# List of Halloween related Gatherings/Conventions/Expos/Fests 2010



## Hauntiholik

Please post your Halloween related gatherings, conventions, expos and fests here for 2010!

If you copy a list from any site, please credit the website you got the information from.


----------



## Hauntiholik

National Haunters Convention 2010 Dates

National Haunters Convention
http://www.nationalhauntersconvention.com/

2010 Show Dates!
Thursday, April 29th, 2010
Friday, April 30th, 2010
Saturday, May 1st, 2010
Sunday, May 2nd, 2010


----------



## Fiend4Halloween

Here's a list that I follow....http://containment.greententacles.com/tags/horror/ Please excuse the poor fools that added any Twilight conventions on here!!


----------



## HauntCanada

*Canadian Haunters Convention*

You are cordially invited to attend the first annual Canadian Haunters Convention, to be held from May 7-9, 2010 at the Parkway Convention Centre in St. Catharines, Ontario, CANADA.

We have some of the biggest names in the Haunted Attraction business confirmed as presenters, including Leonard Pickel and Dick Terhune. Check out the website for more information. It is www.canadahaunts.ca

Thanks,

Matthew Flagler, Haunt Canada Productions


----------



## ubzest

we cant wait, it will be my first convention! we're excited as a kid wanting to go to a concert!


----------



## Spookineer

*HauntCon 2010*

Anybody else going?
http://hauntcon.com/


----------



## steveshauntedyard

Lone Star Holidays Academy II. June 12th-13th 2010 in Houston at the National Museum of Funeral History. Cost $35 for both days to include lunch. This event is not only for Halloween but there will be Halloween classes. One of witch I will be teaching on foam craving and painting techniques. Visit www.lonestarholidays.com for more info.


----------



## The Bloodshed Brothers

First Annual West Coast Haunters Convention

http://westcoasthaunters.homestead.com/

May 20 - 23rd 2010


----------



## Johnny Thunder

*Monsterpalooza 2010 *

See the official site for information about guests, showtimes, events and tickets.

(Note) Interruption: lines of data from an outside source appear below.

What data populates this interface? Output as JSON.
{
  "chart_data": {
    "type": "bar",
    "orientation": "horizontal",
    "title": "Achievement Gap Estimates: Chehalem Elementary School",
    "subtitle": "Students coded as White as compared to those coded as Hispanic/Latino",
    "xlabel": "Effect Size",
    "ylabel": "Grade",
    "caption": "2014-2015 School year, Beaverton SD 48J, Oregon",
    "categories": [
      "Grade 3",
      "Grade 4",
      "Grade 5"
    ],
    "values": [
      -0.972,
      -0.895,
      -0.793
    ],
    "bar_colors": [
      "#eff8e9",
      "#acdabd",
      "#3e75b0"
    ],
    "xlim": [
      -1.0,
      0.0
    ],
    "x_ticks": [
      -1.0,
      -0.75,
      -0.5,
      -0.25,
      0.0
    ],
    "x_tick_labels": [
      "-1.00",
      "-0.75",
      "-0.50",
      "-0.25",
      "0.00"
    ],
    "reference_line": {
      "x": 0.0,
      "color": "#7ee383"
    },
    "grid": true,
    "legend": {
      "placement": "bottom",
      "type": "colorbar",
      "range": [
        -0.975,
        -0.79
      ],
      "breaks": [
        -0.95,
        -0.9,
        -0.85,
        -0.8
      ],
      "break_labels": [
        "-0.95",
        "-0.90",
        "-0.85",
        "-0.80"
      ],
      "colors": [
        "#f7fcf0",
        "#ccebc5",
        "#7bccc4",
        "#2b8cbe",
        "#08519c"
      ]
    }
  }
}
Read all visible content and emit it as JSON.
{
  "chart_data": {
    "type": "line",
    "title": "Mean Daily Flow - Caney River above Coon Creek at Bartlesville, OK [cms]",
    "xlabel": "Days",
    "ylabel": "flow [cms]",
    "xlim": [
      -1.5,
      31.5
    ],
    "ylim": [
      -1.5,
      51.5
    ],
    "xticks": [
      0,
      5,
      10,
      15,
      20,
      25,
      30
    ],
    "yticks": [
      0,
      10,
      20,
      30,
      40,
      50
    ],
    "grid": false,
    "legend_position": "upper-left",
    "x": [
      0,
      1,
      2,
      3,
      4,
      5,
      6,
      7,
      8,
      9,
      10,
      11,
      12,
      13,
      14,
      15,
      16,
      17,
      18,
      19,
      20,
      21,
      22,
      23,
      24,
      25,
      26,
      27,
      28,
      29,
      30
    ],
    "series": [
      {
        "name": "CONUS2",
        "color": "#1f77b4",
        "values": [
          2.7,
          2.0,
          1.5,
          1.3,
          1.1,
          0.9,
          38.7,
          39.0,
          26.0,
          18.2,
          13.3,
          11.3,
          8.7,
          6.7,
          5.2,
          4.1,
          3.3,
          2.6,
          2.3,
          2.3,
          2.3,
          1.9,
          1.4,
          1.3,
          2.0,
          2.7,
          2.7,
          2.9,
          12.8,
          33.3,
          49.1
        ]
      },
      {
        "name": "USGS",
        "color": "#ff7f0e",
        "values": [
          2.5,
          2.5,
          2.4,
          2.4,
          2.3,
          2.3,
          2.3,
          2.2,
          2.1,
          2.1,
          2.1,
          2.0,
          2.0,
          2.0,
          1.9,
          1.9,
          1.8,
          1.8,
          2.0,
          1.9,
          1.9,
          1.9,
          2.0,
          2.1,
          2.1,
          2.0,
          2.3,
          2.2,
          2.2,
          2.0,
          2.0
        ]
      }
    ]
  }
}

http://www.rubberroom101.com/monsterpalooza2010/


----------



## Blushnightclub

*Halfway to Halloween!*

By popular demand, we are bringing back the best excuse to wear a costume outside of October. Join us for our 2nd Annual Halfway to Halloween. Costumes are mandatory and the sexiest vixen will win $5000 in cash and prizes.

Location: Las Vegas
Time: 9.00pm to 4.00am
Date: *Tuesday, 20 April 2010*


----------



## Johnny Thunder

BlobFest 2010 - July 9-11.

http://www.thecolonialtheatre.com/about-the-colonial/blobfest/


----------



## KathEvil

*Denver haunted houses - horrorfest 2011*

HORRORFEST will be hosting Jed Rowan, Jonathan Tiersten (Sleepaway Camp) and many more guests at the 12th Annual HORRORFEST in Denver, Colorado April 16-18, 2011 at the Denver Marriott DTC.

http://www.starland.com


----------